At a recent Treasury Select Committee hearing, the governor of the Bank of England warned of an "apocalyptic” situation with food prices fast approaching. This is on top of the doubling of energy costs currently driving many to wonder how they will cope.

Over one million more people will fall into absolute poverty this year - including 500,000 children. In my Wallasey constituency, I meet pensioners scared to turn on their heating, patients discharged from hospital worrying that they can’t afford to plug in medical equipment ventilators or refrigerate their medication. I’ve met food bank users who won’t take fresh food because they can’t afford to cook it and mums skipping meals to feed the kids.

After months of inexcusable delay, the government finally announced a package of support. Claiming Labour’s windfall tax as their own, they announced Cost of Living Payments funded by a tax on the huge unearned profits of gas and oil companies, and a U-turn on the previously repayable Energy Bills Support Scheme – now doubled and turned into a grant rather than a loan.

Dragged kicking and screaming into action by over five months of pressure from Labour, this package coincidentally arrived just the day after Sue Gray’s report on the Downing Street parties – it seems this government has a remarkable knack of finding money exactly when they need a diversion from yet more prime ministerial wrongdoing. 

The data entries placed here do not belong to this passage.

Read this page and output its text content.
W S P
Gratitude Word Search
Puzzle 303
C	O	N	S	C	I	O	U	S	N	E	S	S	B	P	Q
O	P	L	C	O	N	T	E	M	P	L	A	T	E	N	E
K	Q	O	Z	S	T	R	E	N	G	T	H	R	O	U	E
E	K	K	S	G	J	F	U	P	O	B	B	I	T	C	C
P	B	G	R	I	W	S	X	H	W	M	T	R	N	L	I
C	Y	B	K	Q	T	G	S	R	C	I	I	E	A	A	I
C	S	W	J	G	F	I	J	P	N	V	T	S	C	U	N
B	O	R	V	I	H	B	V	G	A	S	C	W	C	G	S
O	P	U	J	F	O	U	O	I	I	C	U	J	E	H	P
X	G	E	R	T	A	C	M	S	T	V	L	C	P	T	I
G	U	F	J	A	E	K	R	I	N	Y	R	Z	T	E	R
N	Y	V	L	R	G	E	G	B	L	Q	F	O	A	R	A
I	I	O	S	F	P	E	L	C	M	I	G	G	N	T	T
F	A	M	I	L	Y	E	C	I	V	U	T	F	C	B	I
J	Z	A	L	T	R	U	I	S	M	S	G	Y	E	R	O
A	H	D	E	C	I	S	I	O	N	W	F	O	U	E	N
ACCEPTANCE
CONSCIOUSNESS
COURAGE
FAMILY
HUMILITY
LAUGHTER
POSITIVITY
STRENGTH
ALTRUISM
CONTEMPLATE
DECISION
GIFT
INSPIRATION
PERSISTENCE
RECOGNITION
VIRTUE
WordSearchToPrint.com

They have a habit of blaming the poor for being poor rather than searching for workable solutions

Whilst action from the government is welcome, it is too little too late. Without a long-term strategy to tackle the causes of the crisis, their package is little more than a temporary remedy.

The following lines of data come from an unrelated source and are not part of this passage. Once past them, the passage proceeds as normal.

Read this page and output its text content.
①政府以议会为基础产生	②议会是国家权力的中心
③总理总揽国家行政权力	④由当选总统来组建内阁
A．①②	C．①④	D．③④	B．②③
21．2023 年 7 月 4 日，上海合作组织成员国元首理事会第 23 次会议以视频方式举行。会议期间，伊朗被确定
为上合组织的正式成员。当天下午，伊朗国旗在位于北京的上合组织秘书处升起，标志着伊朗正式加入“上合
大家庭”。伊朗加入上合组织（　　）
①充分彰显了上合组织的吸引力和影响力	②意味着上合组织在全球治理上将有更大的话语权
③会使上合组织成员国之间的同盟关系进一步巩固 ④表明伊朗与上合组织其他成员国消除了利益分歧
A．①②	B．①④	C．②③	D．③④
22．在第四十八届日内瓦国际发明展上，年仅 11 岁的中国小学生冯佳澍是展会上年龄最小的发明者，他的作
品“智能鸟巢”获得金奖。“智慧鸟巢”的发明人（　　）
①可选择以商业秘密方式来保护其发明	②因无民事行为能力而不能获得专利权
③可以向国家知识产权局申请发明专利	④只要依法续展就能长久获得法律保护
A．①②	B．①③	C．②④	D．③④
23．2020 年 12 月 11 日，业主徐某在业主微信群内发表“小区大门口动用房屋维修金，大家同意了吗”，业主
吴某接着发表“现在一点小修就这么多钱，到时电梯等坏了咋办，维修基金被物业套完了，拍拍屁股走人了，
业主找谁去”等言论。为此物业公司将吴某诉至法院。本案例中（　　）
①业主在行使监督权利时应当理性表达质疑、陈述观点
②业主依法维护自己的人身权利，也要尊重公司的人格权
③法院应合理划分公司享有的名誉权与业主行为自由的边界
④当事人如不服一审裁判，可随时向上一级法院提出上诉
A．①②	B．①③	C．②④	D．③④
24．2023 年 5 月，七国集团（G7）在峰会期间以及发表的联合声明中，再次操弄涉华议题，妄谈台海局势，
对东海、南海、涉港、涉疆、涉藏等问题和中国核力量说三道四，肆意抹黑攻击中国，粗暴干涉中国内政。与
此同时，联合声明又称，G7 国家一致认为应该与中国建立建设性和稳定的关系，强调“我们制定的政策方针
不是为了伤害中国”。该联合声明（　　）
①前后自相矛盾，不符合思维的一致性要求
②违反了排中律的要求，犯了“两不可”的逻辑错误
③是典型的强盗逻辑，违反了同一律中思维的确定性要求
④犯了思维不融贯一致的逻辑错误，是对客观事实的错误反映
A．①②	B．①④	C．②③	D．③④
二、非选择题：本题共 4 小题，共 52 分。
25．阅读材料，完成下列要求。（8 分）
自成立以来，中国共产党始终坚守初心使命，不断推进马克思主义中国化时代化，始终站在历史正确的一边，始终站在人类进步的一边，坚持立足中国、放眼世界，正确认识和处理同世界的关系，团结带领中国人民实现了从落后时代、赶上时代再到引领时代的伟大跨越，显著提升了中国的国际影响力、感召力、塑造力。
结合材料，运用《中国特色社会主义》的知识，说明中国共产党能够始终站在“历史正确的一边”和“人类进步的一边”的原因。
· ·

The package comes from the very same Chancellor who claimed only weeks ago it would be “silly” to introduce additional support before autumn and whose backbenches contain MPs who believe that families reliant on food banks “cannot cook properly” and “cannot budget”. They have a habit of blaming the poor for being poor rather than searching for workable solutions.

Labour would’ve introduced an Emergency Budget alongside our windfall tax, outlining a long-term strategy to tackle this crisis: an end to the National Insurance hike, a cut to business rates for small businesses and most importantly plans to grow and protect our economy for the future. Without long-term energy security, this crisis will not end.

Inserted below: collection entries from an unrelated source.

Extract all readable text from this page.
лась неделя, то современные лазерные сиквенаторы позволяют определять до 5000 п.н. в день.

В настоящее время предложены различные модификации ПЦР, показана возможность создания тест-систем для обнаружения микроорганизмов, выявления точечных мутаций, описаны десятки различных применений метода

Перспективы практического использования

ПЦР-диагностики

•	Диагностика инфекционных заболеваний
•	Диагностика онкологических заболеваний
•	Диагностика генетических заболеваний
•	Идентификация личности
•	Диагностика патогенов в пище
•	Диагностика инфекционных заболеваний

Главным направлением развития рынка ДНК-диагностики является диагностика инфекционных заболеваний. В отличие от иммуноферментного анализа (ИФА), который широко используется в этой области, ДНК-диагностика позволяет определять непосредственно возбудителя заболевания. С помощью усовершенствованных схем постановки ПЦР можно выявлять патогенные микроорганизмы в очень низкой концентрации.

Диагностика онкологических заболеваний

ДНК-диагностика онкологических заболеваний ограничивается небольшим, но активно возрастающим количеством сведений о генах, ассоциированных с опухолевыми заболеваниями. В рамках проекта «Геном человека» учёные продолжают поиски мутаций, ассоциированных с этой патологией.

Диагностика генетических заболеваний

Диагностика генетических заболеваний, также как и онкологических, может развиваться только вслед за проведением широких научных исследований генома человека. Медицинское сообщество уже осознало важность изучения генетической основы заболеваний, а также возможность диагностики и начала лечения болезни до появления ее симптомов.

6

Despite the Chancellor’s claims, the majority of his £37bn package will only compensate for the £35.4 billion in personal tax rises he has introduced over the last two years. If the government were serious about cutting bills for families, they would’ve tackled the shocking £11.8 billion lost to fraud and error through Covid schemes. Chasing this down would’ve freed up almost exactly the quantity of money their ill-thought-out National Insurance hike will bring in.

If we are to tackle the energy crisis for the future, action on green energy security is essential. For too long Britain has lagged behind on renewables. Labour would double our onshore wind capacity and triple our solar capabilities by 2030, whilst investing in home insulation to both cut bills and reduce reliance on gas imports. The energy market is in desperate need of regulation - consumers cannot continue to suffer whilst companies line their pockets and play hard and fast with the rules.

Labour has laid out clearly how we would exit this crisis. The government might’ve finally pulled their heads out of the sand, but without a long-term plan to match, the cost of living crisis is far from solved.

 

Angela Eagle is the Labour MP for Wallasey.